I. Introduction
The inference of a DNN mainly involves computing a series vector-matrix multiplies, \begin{equation*}{\mathbf{y}}{\text{ = W}}{\mathbf{x}}\tag{1}\end{equation*}
and nonlinear transformations, such as pooling, ReLU and softmax. The vector-matrix multiply is performed on resistive crossbar arrays all in parallel and constant time using Ohm’s and Kirchhoff’s law and was proposed more than 50 years ago [1]. The weight matrix W is stored as differential conductance values in the crossbar array. The input vector x is transmitted as voltage pulses through each of the rows and resulting vector y is read as an integrated current signal from the columns as illustrated in Fig. 1. However, the vector-matrix multiply performed by the crossbar arrays and the supporting peripheral circuitry is only an approximation of (1) and can be written as
\begin{equation*}{\mathbf{y}}{\text{ = ADC}}\left( {{{\text{W}}_{\text{r}}}{\text{ DAC(}}{\mathbf{x}}{\text{) + noise}}} \right)\tag{2}\end{equation*}
where DAC discretizes the input vector x, noise is introduced due to analog computation (such as thermal, 1/f, or opamp noise) and ADC clips and discretizes the output.
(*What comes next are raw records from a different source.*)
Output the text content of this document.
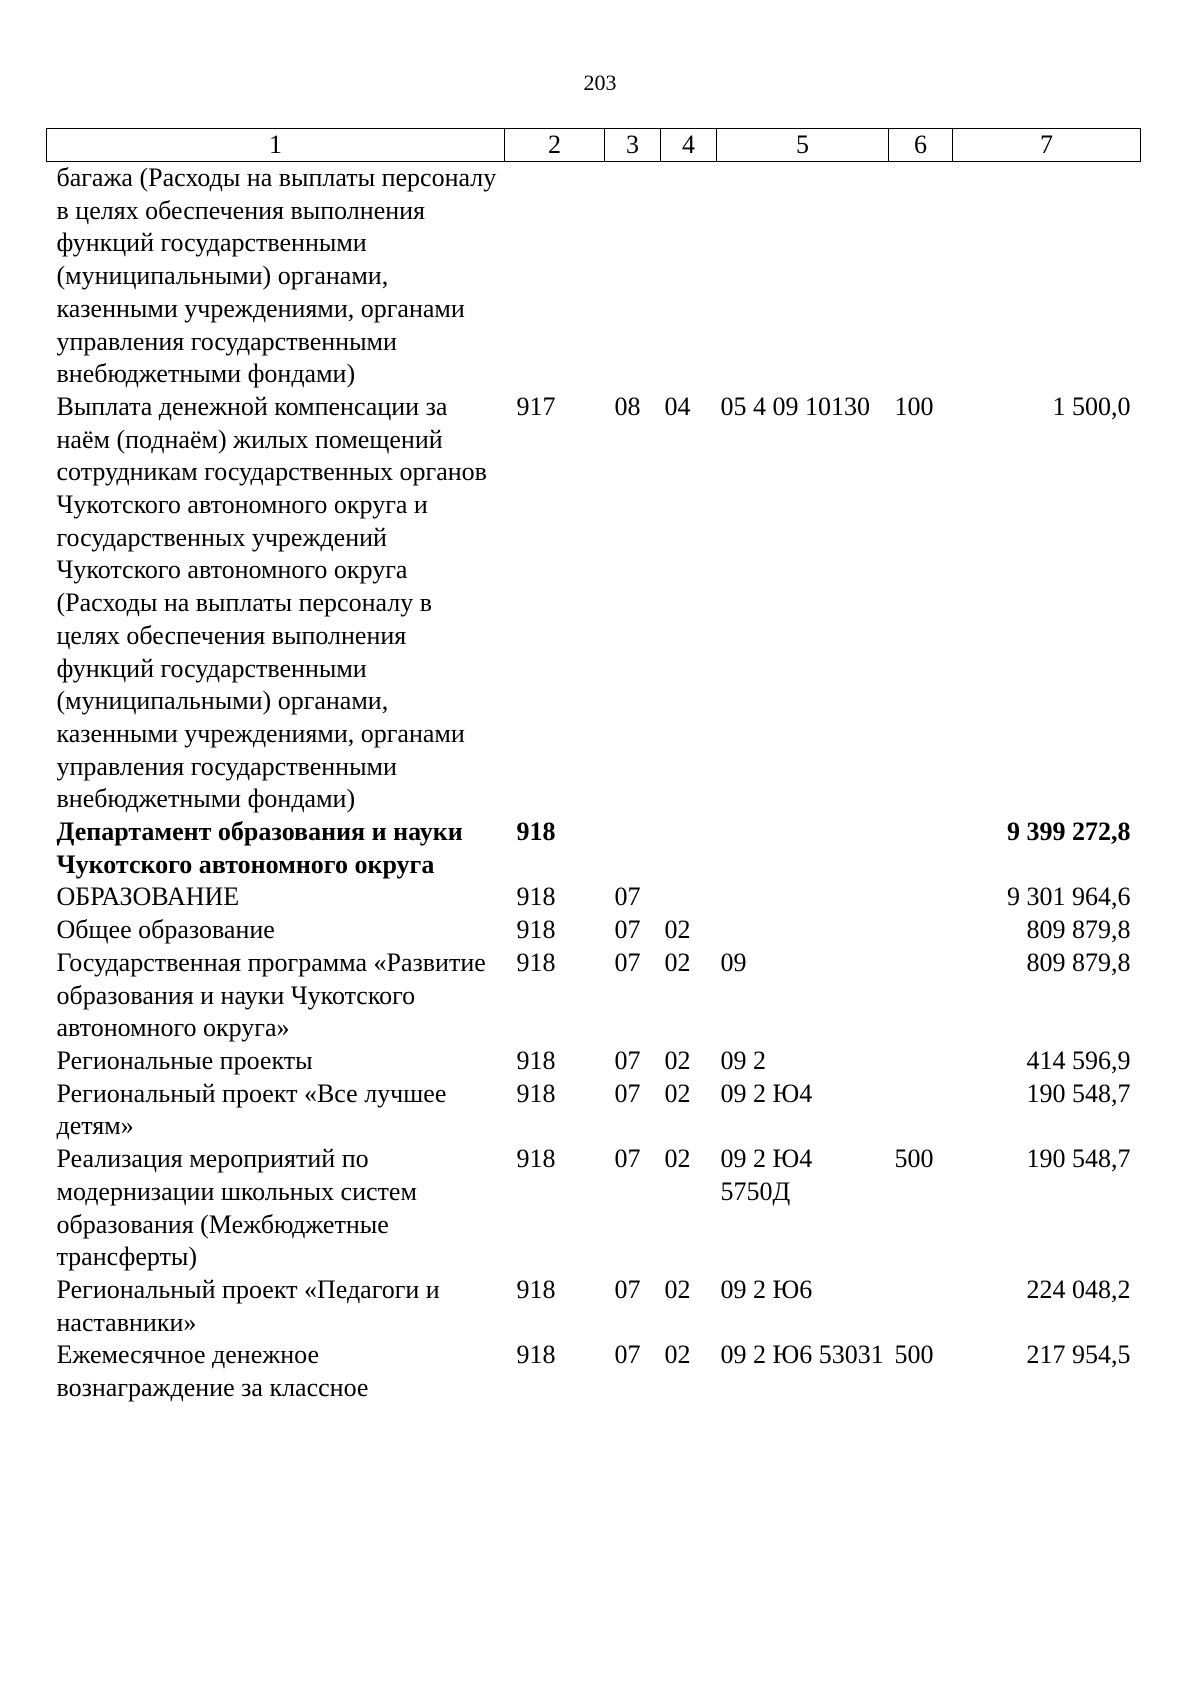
203
1	2	3	4	5	6	7
багажа (Расходы на выплаты персоналу в целях обеспечения выполнения функций государственными (муниципальными) органами, казенными учреждениями, органами управления государственными внебюджетными фондами)						
Выплата денежной компенсации за наём (поднаём) жилых помещений сотрудникам государственных органов Чукотского автономного округа и государственных учреждений Чукотского автономного округа (Расходы на выплаты персоналу в целях обеспечения выполнения функций государственными (муниципальными) органами, казенными учреждениями, органами управления государственными внебюджетными фондами)	917	08	04	05 4 09 10130	100	1 500,0
Департамент образования и науки Чукотского автономного округа	918					9 399 272,8
ОБРАЗОВАНИЕ	918	07				9 301 964,6
Общее образование	918	07	02			809 879,8
Государственная программа «Развитие образования и науки Чукотского автономного округа»	918	07	02	09		809 879,8
Региональные проекты	918	07	02	09 2		414 596,9
Региональный проект «Все лучшее детям»	918	07	02	09 2 Ю4		190 548,7
Реализация мероприятий по модернизации школьных систем образования (Межбюджетные трансферты)	918	07	02	09 2 Ю4 5750Д	500	190 548,7
Региональный проект «Педагоги и наставники»	918	07	02	09 2 Ю6		224 048,2
Ежемесячное денежное вознаграждение за классное	918	07	02	09 2 Ю6 53031	500	217 954,5
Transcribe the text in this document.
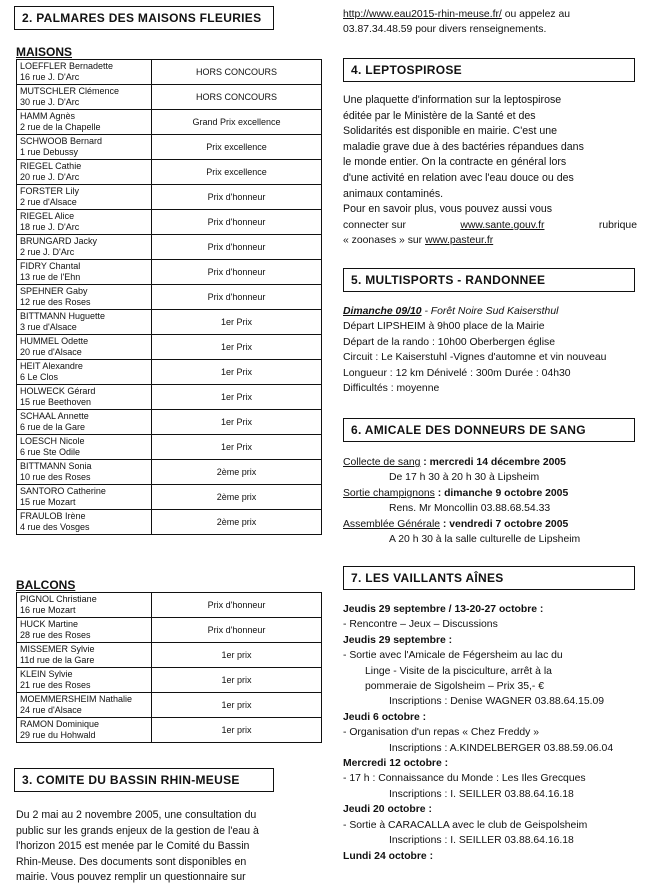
2. PALMARES DES MAISONS FLEURIES

MAISONS

LOEFFLER Bernadette
16 rue J. D'Arc	HORS CONCOURS

MUTSCHLER Clémence
30 rue J. D'Arc	HORS CONCOURS

HAMM Agnès
2 rue de la Chapelle	Grand Prix excellence

SCHWOOB Bernard
1 rue Debussy	Prix excellence

RIEGEL Cathie
20 rue J. D'Arc	Prix excellence

FORSTER Lily
2 rue d'Alsace	Prix d'honneur

RIEGEL Alice
18 rue J. D'Arc	Prix d'honneur

BRUNGARD Jacky
2 rue J. D'Arc	Prix d'honneur

FIDRY Chantal
13 rue de l'Ehn	Prix d'honneur

SPEHNER Gaby
12 rue des Roses	Prix d'honneur

BITTMANN Huguette
3 rue d'Alsace	1er Prix

HUMMEL Odette
20 rue d'Alsace	1er Prix

HEIT Alexandre
6 Le Clos	1er Prix

HOLWECK Gérard
15 rue Beethoven	1er Prix

SCHAAL Annette
6 rue de la Gare	1er Prix

LOESCH Nicole
6 rue Ste Odile	1er Prix

BITTMANN Sonia
10 rue des Roses	2ème prix

SANTORO Catherine
15 rue Mozart	2ème prix

FRAULOB Irène
4 rue des Vosges	2ème prix

BALCONS

PIGNOL Christiane
16 rue Mozart	Prix d'honneur

HUCK Martine
28 rue des Roses	Prix d'honneur

MISSEMER Sylvie
11d rue de la Gare	1er prix

KLEIN Sylvie
21 rue des Roses	1er prix

MOEMMERSHEIM Nathalie
24 rue d'Alsace	1er prix

RAMON Dominique
29 rue du Hohwald	1er prix
3. COMITE DU BASSIN RHIN-MEUSE

Du 2 mai au 2 novembre 2005, une consultation du

public sur les grands enjeux de la gestion de l'eau à

l'horizon 2015 est menée par le Comité du Bassin

Rhin-Meuse. Des documents sont disponibles en

mairie. Vous pouvez remplir un questionnaire sur

http://www.eau2015-rhin-meuse.fr/ ou appelez au

03.87.34.48.59 pour divers renseignements.

4. LEPTOSPIROSE

Une plaquette d'information sur la leptospirose

éditée par le Ministère de la Santé et des

Solidarités est disponible en mairie. C'est une

maladie grave due à des bactéries répandues dans

le monde entier. On la contracte en général lors

d'une activité en relation avec l'eau douce ou des

animaux contaminés.

Pour en savoir plus, vous pouvez aussi vous

connecter sur	www.sante.gouv.fr	rubrique

« zoonases » sur www.pasteur.fr

5. MULTISPORTS - RANDONNEE

Dimanche 09/10 - Forêt Noire Sud Kaisersthul

Départ LIPSHEIM à 9h00 place de la Mairie

Départ de la rando : 10h00 Oberbergen église

Circuit : Le Kaiserstuhl -Vignes d'automne et vin nouveau

Longueur : 12 km Dénivelé : 300m Durée : 04h30

Difficultés : moyenne

6. AMICALE DES DONNEURS DE SANG

Collecte de sang : mercredi 14 décembre 2005

De 17 h 30 à 20 h 30 à Lipsheim

Sortie champignons : dimanche 9 octobre 2005

Rens. Mr Moncollin 03.88.68.54.33

Assemblée Générale : vendredi 7 octobre 2005

A 20 h 30 à la salle culturelle de Lipsheim

7. LES VAILLANTS AÎNES

Jeudis 29 septembre / 13-20-27 octobre :

- Rencontre – Jeux – Discussions

Jeudis 29 septembre :

- Sortie avec l'Amicale de Fégersheim au lac du

Linge - Visite de la pisciculture, arrêt à la

pommeraie de Sigolsheim – Prix 35,- €

Inscriptions : Denise WAGNER 03.88.64.15.09

Jeudi 6 octobre :

- Organisation d'un repas « Chez Freddy »

Inscriptions : A.KINDELBERGER 03.88.59.06.04

Mercredi 12 octobre :

- 17 h : Connaissance du Monde : Les Iles Grecques

Inscriptions : I. SEILLER 03.88.64.16.18

Jeudi 20 octobre :

- Sortie à CARACALLA avec le club de Geispolsheim

Inscriptions : I. SEILLER 03.88.64.16.18

Lundi 24 octobre :
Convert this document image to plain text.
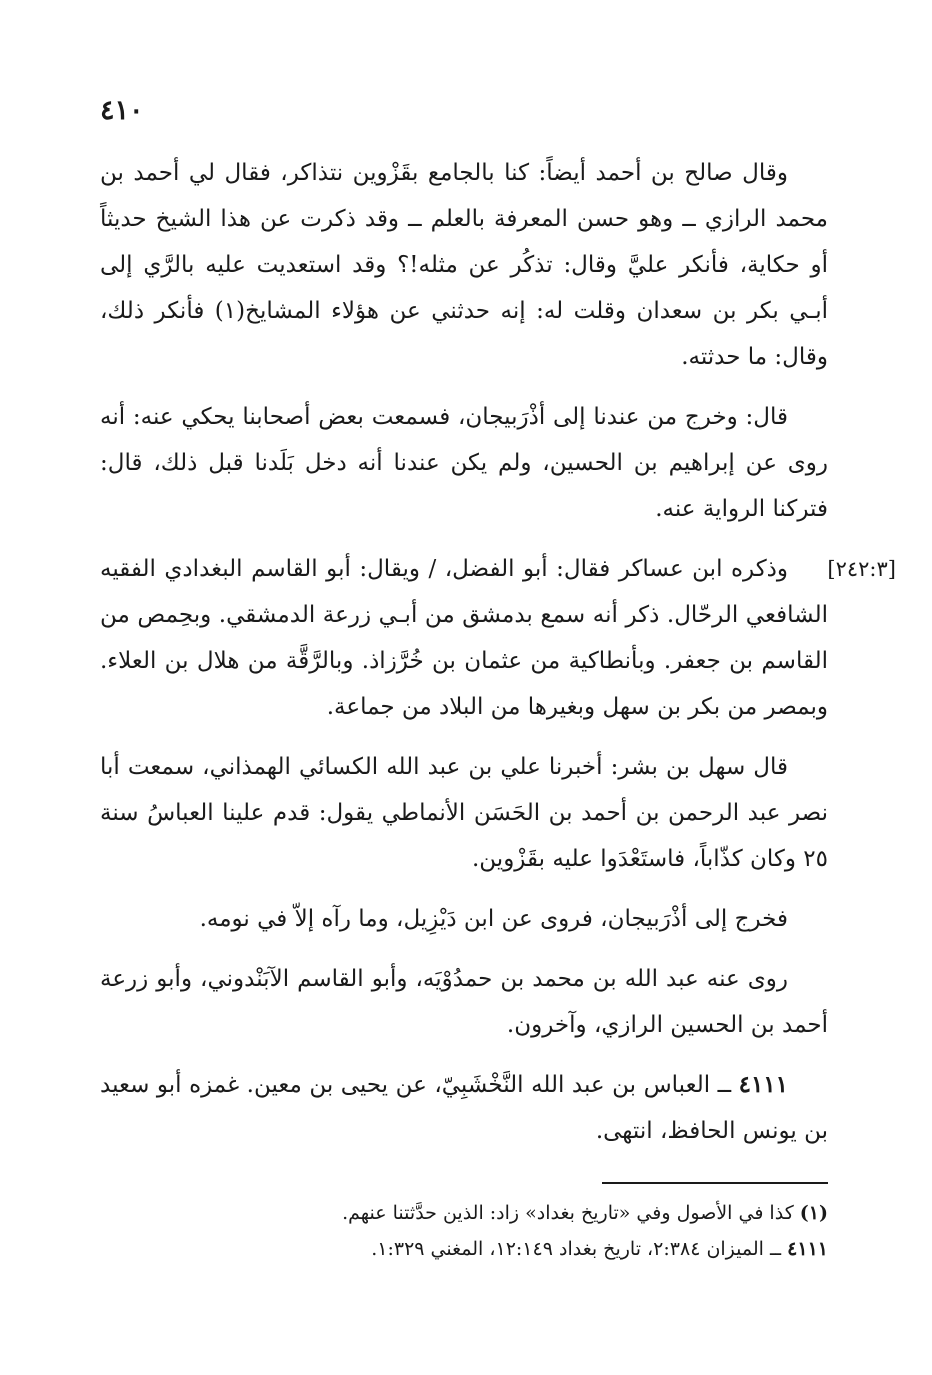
٤١٠

وقال صالح بن أحمد أيضاً: كنا بالجامع بقَزْوين نتذاكر، فقال لي أحمد بن محمد الرازي ــ وهو حسن المعرفة بالعلم ــ وقد ذكرت عن هذا الشيخ حديثاً أو حكاية، فأنكر عليَّ وقال: تذكُر عن مثله!؟ وقد استعديت عليه بالرَّي إلى أبـي بكر بن سعدان وقلت له: إنه حدثني عن هؤلاء المشايخ(١) فأنكر ذلك، وقال: ما حدثته.

قال: وخرج من عندنا إلى أذْرَبيجان، فسمعت بعض أصحابنا يحكي عنه: أنه روى عن إبراهيم بن الحسين، ولم يكن عندنا أنه دخل بَلَدنا قبل ذلك، قال: فتركنا الرواية عنه.

[٢٤٢:٣]
وذكره ابن عساكر فقال: أبو الفضل، / ويقال: أبو القاسم البغدادي الفقيه الشافعي الرحّال. ذكر أنه سمع بدمشق من أبـي زرعة الدمشقي. وبحِمص من القاسم بن جعفر. وبأنطاكية من عثمان بن خُرَّزاذ. وبالرَّقَّة من هلال بن العلاء. وبمصر من بكر بن سهل وبغيرها من البلاد من جماعة.

قال سهل بن بشر: أخبرنا علي بن عبد الله الكسائي الهمذاني، سمعت أبا نصر عبد الرحمن بن أحمد بن الحَسَن الأنماطي يقول: قدم علينا العباسُ سنة ٢٥ وكان كذّاباً، فاستَعْدَوا عليه بقَزْوين.

فخرج إلى أذْرَبيجان، فروى عن ابن دَيْزِيل، وما رآه إلاّ في نومه.

روى عنه عبد الله بن محمد بن حمدُوْيَه، وأبو القاسم الآبَنْدوني، وأبو زرعة أحمد بن الحسين الرازي، وآخرون.

٤١١١ ــ العباس بن عبد الله النَّخْشَبِيّ، عن يحيى بن معين. غمزه أبو سعيد بن يونس الحافظ، انتهى.

(١) كذا في الأصول وفي «تاريخ بغداد» زاد: الذين حدَّثتنا عنهم.

٤١١١ ــ الميزان ٢:٣٨٤، تاريخ بغداد ١٢:١٤٩، المغني ١:٣٢٩.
In addition, Wr, the weight matrix stored on the crossbar array, also deviates from the original weight matrix W of the model due to transfer errors, limited conductance ranges, device fails and variability. All these hardware induced constraints and variations therefore make inference of DNNs on analog hardware a non-trivial task. As we show here, if one naïvely tries to get a better approximate of (1) by designing a low noise and high accuracy analog hardware, it results in very challenging hardware specifications that makes this approach impractical, especially for large scale networks. Instead, if hardware non-idealities are introduced in the training process, high accuracy in the inference process can be maintained. When the hardware induced non-idealities are introduced into the training process, then the system solves a constraint optimization problem that is guaranteed to perform better once run on the analog hardware that has the same constraints applied during training. Furthermore, noise terms introduced during training act as regularization terms and improve the robustness of the DNN inference to hardware fails. Therefore, the training process of a DNN should be tightly coupled (married) to the hardware that the trained network would run on during the inference task as illustrated in Fig. 2. If the conventional model trained with floating point arithmetic is used for the inference task on analog hardware, then the model’s performance will significantly degrade compared to a model obtained using hardware aware (HWA) training [2]–[3].